There’s not-so-great spec writing out there. You can try what happens if you don’t comply. ☺
text/html content, yes,
but this isn’t about HTML. For documents served using an XML
content type, no.
Using the doctype as an indicator of the type of the document (what kind of document it is) is utterly bogus. Please don’t let the unfortunate name “doctype” or the HTML 4.01 spec fool you.
If a consuming application can handle multiple XML vocabularies, the right way to dispatch document to different handlers is to check the namespace of the root element. For vocabularies that aren’t in a namespace, the right way to dispatch is to look at the MIME type. Vocabularies that aren’t in a namespace and don’t have a vocabulary-specific MIME type are badly behaved and you have to dispatch on the root element name.
Yeah, unfortunately. Fortunately, WML 2.0 is not really that relevant to the Web. Opera and WebKit-based browsers are doing a good job obsoleting the concept of the “Mobile Web” and making WML a legacy footnote.
Ad hoc subsetting is wrong. Having different spec profiles is also bad in general, but the XML spec itself effectively defines three processing profiles:
Not performing DTD-based validation, not retrieving external entities.
Not performing DTD-based validation, retrieving external entities to perform infoset augmentation and entity reference expansion.
Performing DTD-based validation, retrieving external entities to perform infoset augmentation and entity reference expansion.
The whole point of having profiles is to allow apps to choose a suitable one. The creators of the XML spec made profile #1 for browsers. It would be crazy for Web-facing apps not to take the opportunity to avoid the DTD cruft when given the chance. In fact, the whole concept of well-formedness is there to support DTDlessness!
It is a done deal. Many people are just still in denial. Character entities (other than the 5 predefined ones) became unsafe for the Web when the XML 1.0 spec made them an optional feature (profile #1 above).

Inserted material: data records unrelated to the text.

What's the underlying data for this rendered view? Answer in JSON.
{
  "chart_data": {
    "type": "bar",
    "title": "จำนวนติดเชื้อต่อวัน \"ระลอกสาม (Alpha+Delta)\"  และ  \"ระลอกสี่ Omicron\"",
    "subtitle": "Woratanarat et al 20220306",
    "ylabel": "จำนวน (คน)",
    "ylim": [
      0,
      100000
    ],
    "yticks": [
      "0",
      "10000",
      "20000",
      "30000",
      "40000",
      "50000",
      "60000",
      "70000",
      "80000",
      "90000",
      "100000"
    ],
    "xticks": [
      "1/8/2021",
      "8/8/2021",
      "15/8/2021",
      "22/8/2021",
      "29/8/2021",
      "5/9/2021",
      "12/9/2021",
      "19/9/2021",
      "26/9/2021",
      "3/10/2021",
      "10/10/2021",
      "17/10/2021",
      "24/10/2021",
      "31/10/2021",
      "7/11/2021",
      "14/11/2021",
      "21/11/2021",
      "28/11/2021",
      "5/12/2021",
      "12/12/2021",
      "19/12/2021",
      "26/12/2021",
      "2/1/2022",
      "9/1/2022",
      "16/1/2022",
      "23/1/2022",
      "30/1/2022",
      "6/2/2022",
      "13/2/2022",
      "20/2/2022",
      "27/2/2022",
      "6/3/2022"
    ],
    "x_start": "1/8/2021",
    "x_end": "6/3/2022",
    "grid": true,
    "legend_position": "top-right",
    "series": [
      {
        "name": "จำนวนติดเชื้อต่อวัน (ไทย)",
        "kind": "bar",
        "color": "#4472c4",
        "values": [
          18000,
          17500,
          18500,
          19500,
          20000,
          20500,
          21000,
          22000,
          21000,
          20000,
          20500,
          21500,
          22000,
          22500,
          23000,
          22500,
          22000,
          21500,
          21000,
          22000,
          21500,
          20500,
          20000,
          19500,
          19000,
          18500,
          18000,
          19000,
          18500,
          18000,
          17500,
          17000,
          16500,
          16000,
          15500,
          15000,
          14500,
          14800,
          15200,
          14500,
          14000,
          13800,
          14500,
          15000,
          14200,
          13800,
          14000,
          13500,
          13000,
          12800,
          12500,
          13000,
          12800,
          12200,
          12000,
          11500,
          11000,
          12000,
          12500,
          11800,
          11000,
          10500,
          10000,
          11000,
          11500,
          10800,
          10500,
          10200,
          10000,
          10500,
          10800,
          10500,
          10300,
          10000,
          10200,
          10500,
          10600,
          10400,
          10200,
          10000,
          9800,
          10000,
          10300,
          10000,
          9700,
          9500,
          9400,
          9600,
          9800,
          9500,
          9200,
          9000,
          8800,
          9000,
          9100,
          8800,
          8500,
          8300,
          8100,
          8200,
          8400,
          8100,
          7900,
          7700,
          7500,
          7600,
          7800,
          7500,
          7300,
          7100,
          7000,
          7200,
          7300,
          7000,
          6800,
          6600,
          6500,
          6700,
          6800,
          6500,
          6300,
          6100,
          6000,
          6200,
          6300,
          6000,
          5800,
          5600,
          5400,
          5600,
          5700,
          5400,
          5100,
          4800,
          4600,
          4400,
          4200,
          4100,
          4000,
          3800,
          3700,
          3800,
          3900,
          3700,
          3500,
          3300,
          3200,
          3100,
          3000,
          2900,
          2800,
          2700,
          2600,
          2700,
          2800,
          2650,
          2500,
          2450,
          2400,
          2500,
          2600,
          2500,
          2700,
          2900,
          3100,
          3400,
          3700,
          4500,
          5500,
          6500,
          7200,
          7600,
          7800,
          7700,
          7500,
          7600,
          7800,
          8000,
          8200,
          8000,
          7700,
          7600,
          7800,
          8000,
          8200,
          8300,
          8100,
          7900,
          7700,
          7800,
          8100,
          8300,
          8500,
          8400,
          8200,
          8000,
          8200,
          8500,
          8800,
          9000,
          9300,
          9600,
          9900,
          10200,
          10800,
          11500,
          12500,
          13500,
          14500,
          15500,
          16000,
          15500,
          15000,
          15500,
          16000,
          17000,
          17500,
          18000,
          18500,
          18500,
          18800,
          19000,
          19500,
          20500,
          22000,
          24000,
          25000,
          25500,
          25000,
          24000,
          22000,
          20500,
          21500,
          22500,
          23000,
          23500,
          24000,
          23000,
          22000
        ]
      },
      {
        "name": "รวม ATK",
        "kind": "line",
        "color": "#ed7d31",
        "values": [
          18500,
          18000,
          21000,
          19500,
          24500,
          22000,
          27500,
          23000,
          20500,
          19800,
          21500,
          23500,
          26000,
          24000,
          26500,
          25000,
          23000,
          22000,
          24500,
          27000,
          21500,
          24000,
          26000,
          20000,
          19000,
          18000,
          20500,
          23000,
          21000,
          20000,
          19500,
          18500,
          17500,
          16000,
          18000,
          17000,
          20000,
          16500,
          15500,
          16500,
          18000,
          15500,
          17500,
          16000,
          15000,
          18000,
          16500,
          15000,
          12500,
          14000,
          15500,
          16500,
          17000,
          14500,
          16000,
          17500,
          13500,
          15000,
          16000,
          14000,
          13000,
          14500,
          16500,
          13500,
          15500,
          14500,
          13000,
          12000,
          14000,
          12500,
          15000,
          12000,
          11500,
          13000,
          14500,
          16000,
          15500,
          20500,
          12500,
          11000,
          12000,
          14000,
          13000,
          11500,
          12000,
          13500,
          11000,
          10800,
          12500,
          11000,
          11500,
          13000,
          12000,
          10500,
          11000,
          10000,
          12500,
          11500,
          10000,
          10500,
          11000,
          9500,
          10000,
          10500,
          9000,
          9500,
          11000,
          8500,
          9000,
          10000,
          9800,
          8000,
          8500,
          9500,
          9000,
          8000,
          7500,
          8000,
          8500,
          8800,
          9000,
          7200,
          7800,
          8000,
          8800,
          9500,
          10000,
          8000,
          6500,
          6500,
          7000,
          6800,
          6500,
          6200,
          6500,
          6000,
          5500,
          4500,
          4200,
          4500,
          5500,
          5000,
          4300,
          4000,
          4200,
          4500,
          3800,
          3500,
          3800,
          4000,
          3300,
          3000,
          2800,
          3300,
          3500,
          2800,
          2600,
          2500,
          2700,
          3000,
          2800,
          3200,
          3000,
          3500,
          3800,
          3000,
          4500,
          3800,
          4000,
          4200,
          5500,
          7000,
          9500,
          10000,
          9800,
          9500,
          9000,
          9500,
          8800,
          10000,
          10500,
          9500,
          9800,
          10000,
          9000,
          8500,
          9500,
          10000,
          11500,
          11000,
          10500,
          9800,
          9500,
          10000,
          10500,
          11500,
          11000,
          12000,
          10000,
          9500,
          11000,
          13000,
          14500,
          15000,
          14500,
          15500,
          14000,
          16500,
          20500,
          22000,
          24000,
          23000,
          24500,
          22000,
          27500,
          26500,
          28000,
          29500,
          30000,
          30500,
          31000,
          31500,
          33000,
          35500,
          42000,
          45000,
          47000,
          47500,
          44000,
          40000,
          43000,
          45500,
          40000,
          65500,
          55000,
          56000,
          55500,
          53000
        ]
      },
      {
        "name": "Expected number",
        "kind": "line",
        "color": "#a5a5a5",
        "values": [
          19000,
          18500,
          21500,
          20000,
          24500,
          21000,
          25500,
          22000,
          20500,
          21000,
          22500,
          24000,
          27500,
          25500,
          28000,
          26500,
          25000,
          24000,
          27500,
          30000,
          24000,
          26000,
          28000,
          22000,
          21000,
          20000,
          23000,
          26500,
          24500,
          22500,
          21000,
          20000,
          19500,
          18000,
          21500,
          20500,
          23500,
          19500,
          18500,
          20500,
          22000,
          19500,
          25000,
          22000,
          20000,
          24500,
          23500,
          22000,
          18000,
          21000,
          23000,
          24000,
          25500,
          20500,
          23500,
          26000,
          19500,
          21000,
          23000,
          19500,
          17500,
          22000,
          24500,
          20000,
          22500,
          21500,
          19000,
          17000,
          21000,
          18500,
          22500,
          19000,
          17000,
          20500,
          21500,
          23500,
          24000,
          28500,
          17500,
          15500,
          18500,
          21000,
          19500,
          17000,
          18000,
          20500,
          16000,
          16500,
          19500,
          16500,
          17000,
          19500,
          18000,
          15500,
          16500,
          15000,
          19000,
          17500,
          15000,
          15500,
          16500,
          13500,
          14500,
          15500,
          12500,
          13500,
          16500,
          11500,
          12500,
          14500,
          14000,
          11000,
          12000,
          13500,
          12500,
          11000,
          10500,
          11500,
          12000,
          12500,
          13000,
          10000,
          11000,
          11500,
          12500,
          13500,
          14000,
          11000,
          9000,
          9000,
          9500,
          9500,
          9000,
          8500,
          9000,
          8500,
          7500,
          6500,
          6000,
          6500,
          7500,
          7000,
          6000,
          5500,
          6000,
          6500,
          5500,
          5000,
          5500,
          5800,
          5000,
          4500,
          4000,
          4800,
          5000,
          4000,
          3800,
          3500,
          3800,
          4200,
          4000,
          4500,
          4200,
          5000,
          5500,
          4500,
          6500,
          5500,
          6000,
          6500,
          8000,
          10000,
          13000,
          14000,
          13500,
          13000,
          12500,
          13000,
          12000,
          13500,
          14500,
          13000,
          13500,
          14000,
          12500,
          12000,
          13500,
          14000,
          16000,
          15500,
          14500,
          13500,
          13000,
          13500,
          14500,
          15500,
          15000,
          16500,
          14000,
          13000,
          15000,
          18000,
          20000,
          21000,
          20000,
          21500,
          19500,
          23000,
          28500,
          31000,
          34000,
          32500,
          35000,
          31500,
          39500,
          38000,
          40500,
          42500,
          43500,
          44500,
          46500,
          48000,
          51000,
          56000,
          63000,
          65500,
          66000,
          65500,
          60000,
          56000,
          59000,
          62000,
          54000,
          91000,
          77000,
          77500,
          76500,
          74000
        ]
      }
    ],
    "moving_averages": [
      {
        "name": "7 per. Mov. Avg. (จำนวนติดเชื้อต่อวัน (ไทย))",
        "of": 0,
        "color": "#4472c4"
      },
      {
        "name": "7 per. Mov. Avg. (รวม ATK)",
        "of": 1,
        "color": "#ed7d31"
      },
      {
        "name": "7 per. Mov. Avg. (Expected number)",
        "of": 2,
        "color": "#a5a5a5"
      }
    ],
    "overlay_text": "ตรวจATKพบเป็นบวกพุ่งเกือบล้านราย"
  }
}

On the Web, you can’t count on optional features (which is why it is a bad idea for Web-oriented specs to have optional features).
The situation is unfortunate, but this really is an input method problem between you and your editor. Fixing it in the wire format is the wrong place. However, if I had a chance go back in time and change XML 1.0, I’d define all the XHTML and MathML entities as predefined. But it is too late, because much of the value of XML is in interoperable off-the-shelf parsers and changing XML would break the interop (which is why XML 1.1 is such a bad idea). So you just need to figure out a better input method and use straight UTF-8.
I am aware of that. What Gecko does is dirty, should be fixed and definitely should not be encouraged.
You establish it by mutating the infoset reported by the XML processor based on some criteria related to element and attribute names and namespaces. An “xml:id processor” does this. A conceptually analogous “XHTML id processor” could be defined. (XHTML5 implies such a processing component.) Both can be implemented as SAX filters.
Ha ha. We’re out of frequent questions.